Pfeuffer, J., Dreher W, Sykova, E., & Leibfritz, D. (1998). Water signal attenuation in diffusion-weighted 1H NMR experiments during cerebral ischemia: Influence of intracellular restrictions, extracellular tortuosity, and exchange. Magnetic Resonance Imaging, 16, 1023-1032.


Abstract
The "concept of restricted intracellular water diffusion at permeable boundaries", which was recently used to model diffusion-weighted 1H NMR experiments on glioma cells, was applied to measurements on the rat brain in vivo. Combined with the "concept of extracellular tortuosity", various physiological states of the brain were simulated. Hereby, a variable intracellular volume fraction, intracellular exchange time, and extracellular tortuosity factor were considered for young, adult, and ischemic rat brains. The model simulated the cytotoxic shift of extracellular water, changes in membrane permeability and tissue morphology, and was able to explain the diffusion time dependence as well as the non-monoexponentiality of the diffusion attenuation curves.
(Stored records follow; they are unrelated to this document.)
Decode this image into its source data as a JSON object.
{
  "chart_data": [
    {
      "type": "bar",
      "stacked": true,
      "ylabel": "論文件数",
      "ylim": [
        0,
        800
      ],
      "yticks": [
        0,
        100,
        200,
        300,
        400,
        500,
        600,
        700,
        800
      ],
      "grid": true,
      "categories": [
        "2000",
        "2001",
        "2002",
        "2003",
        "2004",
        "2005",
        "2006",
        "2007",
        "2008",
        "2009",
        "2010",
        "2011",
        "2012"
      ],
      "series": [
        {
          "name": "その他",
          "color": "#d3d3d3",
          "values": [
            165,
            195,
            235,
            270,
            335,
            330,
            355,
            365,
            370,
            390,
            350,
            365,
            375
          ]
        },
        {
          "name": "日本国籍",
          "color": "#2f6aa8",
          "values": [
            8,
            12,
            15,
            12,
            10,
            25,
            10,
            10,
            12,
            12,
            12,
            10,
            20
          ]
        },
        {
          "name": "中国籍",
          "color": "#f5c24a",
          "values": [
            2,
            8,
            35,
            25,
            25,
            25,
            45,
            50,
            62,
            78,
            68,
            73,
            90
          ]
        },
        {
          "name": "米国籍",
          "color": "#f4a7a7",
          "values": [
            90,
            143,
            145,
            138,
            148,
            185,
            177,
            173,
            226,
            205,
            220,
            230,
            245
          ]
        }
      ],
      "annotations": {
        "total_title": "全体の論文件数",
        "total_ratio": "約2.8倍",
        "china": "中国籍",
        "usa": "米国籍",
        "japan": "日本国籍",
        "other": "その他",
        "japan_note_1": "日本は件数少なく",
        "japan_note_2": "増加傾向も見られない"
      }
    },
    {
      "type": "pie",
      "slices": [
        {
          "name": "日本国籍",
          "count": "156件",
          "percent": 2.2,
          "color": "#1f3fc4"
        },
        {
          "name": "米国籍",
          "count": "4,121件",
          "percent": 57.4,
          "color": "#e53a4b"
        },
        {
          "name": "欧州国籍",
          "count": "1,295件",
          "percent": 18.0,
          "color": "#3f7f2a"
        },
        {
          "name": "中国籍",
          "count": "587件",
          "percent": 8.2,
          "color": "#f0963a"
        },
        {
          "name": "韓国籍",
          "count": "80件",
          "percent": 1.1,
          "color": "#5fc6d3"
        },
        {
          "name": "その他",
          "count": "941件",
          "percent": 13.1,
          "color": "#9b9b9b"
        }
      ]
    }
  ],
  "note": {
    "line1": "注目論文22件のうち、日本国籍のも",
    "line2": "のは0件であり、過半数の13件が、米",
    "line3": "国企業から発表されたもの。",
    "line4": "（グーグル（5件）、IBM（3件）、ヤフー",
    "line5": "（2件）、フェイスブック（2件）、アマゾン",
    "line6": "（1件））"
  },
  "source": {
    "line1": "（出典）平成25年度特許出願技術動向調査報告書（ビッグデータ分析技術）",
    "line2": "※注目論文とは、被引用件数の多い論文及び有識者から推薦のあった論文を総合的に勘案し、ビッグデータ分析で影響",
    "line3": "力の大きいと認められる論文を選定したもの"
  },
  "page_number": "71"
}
Preliminary diffusion time dependent experiments on the healthy rat brain (1H NMR imaging) agreed well with the theoretical concept. Hereby, the intracellular water signal was separated from extracellular signal contributions by large diffusion weighting. It showed the characteristic of restricted diffusion as well as a signal decay due to the exchange of intracellular water across the plasma membrane. A map of the mean intracellular exchange time for water in living animal brain was determined, and the upper limit in rat brain was evaluated to 15 ms. The presented methods can be applied to correlate local differences in a map of exchange times with tissue morphology and to detect pathological deviations of the exchange time, e.g., during ischemia.